According to Persimmon’s full-year results, new home completions came to 14,868, which is up from 14,551 in 2021.

New housing revenues from Persimmon rose to £3.7bn in 2022, which is an increase from £3.45bn in 2021.

The new home average selling price was £248,616, which is an increase of around five per cent year-on-year. The firm said that it reflects house price inflation and a “more sophisticated approach to pricing in local markets”.

It added that its current forward sales position was £1.52bn, which is around half its figure in 2021 at £2.21bn. This includes around £810m in private average sales.

Its forward sales position was around 0.3 in Q4 last year, which compares to 0.77 in the same period in 2021. The firm said this showed a significant drop in private sales rates in the last quarter but cancellation rates had reverted back to “typical historical levels”.

Sales rates improved in the first eight weeks of the year to 0.96 but Persimmon said this was “significantly below” the same period last year.

It added that if current rates continued, it would lead to around 8,000 to 9,000 legal completions this year, which it said would have a marginal impact.

The firm added that of 73 developments identified as needing remediation, work is underway or complete on 41 with the rest to have work started at the end of this year.

It has also increased its provision for building safety fees to £350m, which led to a £275m exceptional charge for the year.

 

‘Tough year’ due to lessened housing demand

Roger Devlin, chairman of Persimmon, said  2022 was a “strong year” for the company, but 2023 could be a “tough year”.

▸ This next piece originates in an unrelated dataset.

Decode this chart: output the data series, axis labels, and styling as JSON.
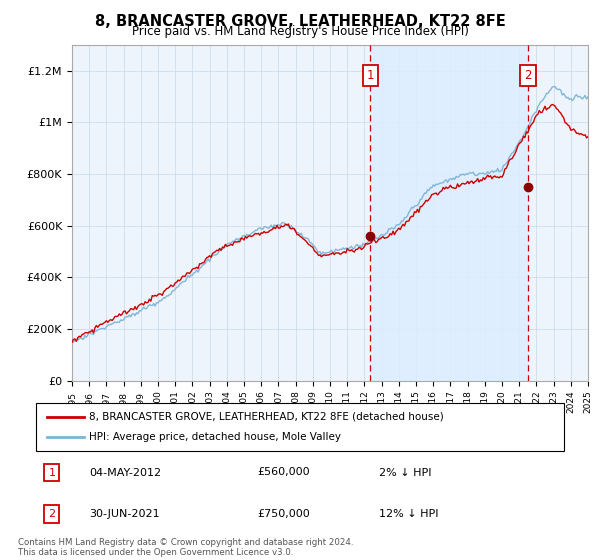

He said there would be a “sharp fall” in the number of completions and a “decline in profitability”, which he attributed to diminished demand for housing due to higher mortgage rates and challenging economic circumstances.

However, Devlin said he was “very confident” about the long-term prospects for the company.

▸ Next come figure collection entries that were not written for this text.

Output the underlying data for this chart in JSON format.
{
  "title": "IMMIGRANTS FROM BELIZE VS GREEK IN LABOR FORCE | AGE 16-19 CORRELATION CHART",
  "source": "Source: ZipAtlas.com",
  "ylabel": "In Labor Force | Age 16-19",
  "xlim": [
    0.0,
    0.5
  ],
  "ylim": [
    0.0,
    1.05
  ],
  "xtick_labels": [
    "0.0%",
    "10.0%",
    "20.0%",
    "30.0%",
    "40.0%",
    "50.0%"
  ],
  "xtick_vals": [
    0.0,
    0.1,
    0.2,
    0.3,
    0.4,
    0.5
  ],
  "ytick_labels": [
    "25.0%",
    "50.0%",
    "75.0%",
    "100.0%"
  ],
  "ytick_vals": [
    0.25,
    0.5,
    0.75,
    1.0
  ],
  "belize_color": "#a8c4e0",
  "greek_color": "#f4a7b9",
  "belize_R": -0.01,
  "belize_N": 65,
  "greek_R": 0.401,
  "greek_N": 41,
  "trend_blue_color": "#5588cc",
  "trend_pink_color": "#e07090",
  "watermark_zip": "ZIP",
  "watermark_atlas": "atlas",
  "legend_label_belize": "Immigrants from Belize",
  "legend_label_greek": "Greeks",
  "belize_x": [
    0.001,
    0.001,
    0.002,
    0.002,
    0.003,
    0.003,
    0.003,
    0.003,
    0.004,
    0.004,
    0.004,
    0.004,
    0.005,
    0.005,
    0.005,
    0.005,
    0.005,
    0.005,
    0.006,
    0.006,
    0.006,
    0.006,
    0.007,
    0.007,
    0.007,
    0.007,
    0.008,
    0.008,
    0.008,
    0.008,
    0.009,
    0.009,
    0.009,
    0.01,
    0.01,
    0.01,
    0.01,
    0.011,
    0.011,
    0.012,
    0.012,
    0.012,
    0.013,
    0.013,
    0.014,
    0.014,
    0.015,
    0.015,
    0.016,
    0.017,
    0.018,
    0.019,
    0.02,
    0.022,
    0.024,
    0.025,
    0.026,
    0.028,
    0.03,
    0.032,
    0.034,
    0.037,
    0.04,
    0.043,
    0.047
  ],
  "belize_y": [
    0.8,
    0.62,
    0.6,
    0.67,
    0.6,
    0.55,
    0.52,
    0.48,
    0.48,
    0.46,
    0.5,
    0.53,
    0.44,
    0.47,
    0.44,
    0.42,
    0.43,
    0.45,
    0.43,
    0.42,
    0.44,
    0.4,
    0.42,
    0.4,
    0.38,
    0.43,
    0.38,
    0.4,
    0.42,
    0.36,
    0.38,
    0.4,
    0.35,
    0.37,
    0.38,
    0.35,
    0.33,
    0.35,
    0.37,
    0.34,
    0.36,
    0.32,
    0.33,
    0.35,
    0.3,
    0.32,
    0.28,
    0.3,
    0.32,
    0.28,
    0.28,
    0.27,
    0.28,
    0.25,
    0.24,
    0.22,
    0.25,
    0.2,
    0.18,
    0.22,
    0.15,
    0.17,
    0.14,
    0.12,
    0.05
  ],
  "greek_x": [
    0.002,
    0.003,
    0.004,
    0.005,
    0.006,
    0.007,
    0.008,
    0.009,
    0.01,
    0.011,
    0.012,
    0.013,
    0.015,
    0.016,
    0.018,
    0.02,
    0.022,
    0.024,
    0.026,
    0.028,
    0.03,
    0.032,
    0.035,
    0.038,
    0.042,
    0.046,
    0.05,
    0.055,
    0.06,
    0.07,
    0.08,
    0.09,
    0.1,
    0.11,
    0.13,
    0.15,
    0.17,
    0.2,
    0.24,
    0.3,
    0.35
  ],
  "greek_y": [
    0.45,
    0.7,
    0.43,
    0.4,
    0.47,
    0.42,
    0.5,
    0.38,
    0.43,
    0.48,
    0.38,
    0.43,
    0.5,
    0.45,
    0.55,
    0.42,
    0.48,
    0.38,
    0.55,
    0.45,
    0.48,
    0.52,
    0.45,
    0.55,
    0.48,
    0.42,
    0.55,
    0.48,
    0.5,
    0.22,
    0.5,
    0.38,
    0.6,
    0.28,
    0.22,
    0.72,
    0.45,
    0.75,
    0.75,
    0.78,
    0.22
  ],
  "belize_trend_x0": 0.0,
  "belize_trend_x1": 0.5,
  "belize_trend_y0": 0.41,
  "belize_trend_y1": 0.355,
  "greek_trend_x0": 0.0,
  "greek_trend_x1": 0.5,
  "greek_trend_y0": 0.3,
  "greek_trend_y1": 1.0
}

“We are constantly reminded by the political classes of the national need for 300,000 homes to be built every year. I expect the outturn for 2023 may not be much more than half this number. Therefore we anticipate that our company will be a beneficiary of strong pent up demand when the economic and housing cycles turn in our favour eventually,” he added.

This was echoed by Persimmon’s chief executive Dean Finch who said the “longer-term fundamentals of the UK housing market remain strong” as “demand for new housing will remain”.

“The key current challenges are affordability and mortgage product availability. While there has been some recent easing in mortgage rates from their high at the end of last year, the majority of respected forecasters do not expect them to return quickly to the levels seen during the previous cycle,” Finch added.